Soudan du Sud: nouvel échec des pourparlers de paix malgré les menaces de sanctions

6 mars 2015 à 15h38 par La rédaction

Addis Abeba (AFP)

Les belligérants sud-soudanais ont une nouvelle fois échoué, vendredi à Addis Abeba, à régler leurs différends pour sortir leur jeune pays de près de 15 mois de guerre civile, restant sourds aux menaces de la communauté internationale.

"J'ai le regret de vous informer que les discussions n'ont pas débouché sur les progrès nécessaires", a déclaré le Premier ministre éthiopien Hailemariam Desalegn, au nom de l'organisation intergouvernementale est-africaine Igad.

La médiation avait donné aux chefs des deux camps, le président Salva Kiir et son ancien vice-président Riek Machar, jusqu'au jeudi 5 mars pour s'entendre.Une ultime prolongation, de quelques heures vendredi matin, n'a rien donné.

"Les conséquences de l'inaction, c'est la poursuite de votre souffrance à vous, peuple du Soudan du Sud, et d'une guerre absurde dans votre pays", a ajouté le Premier ministre éthiopien dans une déclaration adressée à la population sud-soudanaise."C'est inacceptable, à la fois moralement et politiquement".

"J'ai demandé (à MM.Kiir et Machar) d'être courageux et d'offrir des compromis et alternatives, plutôt que de camper sur leurs positions.Les dirigeants de la région et du monde se sont joints à cet appel", a-t-il poursuivi."Malheureusement, comme le montre cette échéance ratée, nos voeux n'ont pas été pris en compte".

Hailemariam Desalegn a estimé que le processus de paix, entamé un mois après le début du conflit, devait désormais recevoir une nouvelle impulsion.Il a promis un "plan", à élaborer avec d'autres pays africains et au-delà, pour sortir de la crise.

Le Premier ministre éthiopien n'a cependant donné aucun détail sur la suite du processus.

Interrogé jeudi soir alors que les pourparlers allaient déjà dans le mur, un diplomate occidental impliqué dans les discussions avait laissé entendre que l'Union africaine pourrait désormais jouer un rôle, tout en laissant encore la main à l'Igad.

Il avait exclu un retrait des Occidentaux, qui financent ces très couteuses négociations dans la capitale éthiopienne (plus de 20 millions de dollars dépensés jusqu'ici).Et il avait évoqué, malgré tout, "des progrès".

 

- Partage du pouvoir -

 

En un peu plus d'un an, les deux camps ont déjà signé plusieurs cessez-le-feu, tous rompus au bout de quelques heures ou quelques jours.

Ce qui coince aujourd'hui dans les pourparlers, ce sont les modalités d'un accord de partage de pouvoir entre Riek Machar et Salva Kiir.

En ouvrant cette 8e session de pourparlers le 23 février, l'Igad l'avait qualifiée de celle de "la dernière chance".

La communauté internationale s'impatiente de plus en plus: pour la première fois cette semaine, le Conseil de sécurité de l'ONU a adopté, à l'unanimité, une résolution prévoyant le principe de sanctions.

La communauté internationale a à plusieurs reprises ces derniers mois brandi la menace de sanctions contre les belligérants.Mais, face à la réticence de la Chine notamment, qui détient d'importants intérêts pétroliers au Soudan du Sud, elle n'avait jusque-là jamais franchi l'étape de la résolution.

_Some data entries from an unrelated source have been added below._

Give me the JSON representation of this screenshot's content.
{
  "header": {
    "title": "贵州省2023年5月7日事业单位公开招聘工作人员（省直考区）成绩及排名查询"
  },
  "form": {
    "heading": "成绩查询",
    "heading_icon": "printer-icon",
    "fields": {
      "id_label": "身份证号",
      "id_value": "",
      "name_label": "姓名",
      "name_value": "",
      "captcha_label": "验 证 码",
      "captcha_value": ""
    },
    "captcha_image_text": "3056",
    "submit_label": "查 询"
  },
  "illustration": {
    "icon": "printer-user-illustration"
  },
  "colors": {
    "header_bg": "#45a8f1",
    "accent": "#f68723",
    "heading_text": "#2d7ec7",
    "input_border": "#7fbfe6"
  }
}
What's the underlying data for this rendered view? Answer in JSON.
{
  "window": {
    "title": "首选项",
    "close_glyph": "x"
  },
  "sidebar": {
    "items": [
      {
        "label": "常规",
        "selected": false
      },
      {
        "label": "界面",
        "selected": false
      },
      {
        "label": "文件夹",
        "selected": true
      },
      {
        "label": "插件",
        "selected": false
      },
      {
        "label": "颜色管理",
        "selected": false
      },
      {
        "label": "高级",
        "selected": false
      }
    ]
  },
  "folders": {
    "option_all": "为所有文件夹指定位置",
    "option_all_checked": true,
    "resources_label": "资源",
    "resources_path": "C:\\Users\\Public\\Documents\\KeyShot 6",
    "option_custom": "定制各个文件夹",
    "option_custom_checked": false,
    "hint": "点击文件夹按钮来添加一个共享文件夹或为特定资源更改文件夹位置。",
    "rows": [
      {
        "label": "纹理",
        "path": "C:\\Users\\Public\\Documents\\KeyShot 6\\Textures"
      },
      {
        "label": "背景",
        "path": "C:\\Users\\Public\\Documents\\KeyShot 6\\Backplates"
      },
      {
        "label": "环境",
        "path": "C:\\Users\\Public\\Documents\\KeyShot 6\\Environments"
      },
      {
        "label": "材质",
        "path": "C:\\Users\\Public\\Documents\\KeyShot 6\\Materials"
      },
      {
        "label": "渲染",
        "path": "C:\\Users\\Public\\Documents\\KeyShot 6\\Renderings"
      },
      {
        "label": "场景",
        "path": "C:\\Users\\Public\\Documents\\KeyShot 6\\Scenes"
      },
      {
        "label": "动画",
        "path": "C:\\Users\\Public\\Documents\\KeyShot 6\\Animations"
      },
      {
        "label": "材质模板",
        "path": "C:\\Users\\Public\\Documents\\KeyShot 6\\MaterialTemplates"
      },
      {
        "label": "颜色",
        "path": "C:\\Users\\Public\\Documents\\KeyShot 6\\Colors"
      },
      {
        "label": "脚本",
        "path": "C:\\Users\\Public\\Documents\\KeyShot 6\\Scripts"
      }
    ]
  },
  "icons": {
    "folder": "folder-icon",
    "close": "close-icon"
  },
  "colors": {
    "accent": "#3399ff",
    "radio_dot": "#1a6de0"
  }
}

Le Conseil de sécurité se donne désormais la possibilité de geler les avoirs de ceux qui menacent la stabilité du pays, se rendent coupables d'exactions ou entravent l'aide humanitaire, et de leur interdire de voyager.Un comité doit néanmoins désigner ultérieurement les individus à sanctionner.

Le Soudan du Sud, indépendant du Soudan depuis juillet 2011, est ravagé depuis le 15 décembre 2013 par une guerre civile, qui à l'origine opposait une faction de l'armée fidèle au président Kiir à une autre loyale à Riek Machar.

Depuis, une vingtaine de groupes armés et de milices ont rejoint le conflit, qui a été marqué par des atrocités à caractère ethnique et a conduit le pays au bord de la famine.

Aucun bilan officiel n'est disponible, mais des observateurs parlent de dizaines de milliers de morts.Plus de deux millions de personnes ont aussi été chassées de chez elles par les combats, trouvant refuge dans des bases de l'ONU dans le pays ou dans des pays voisins.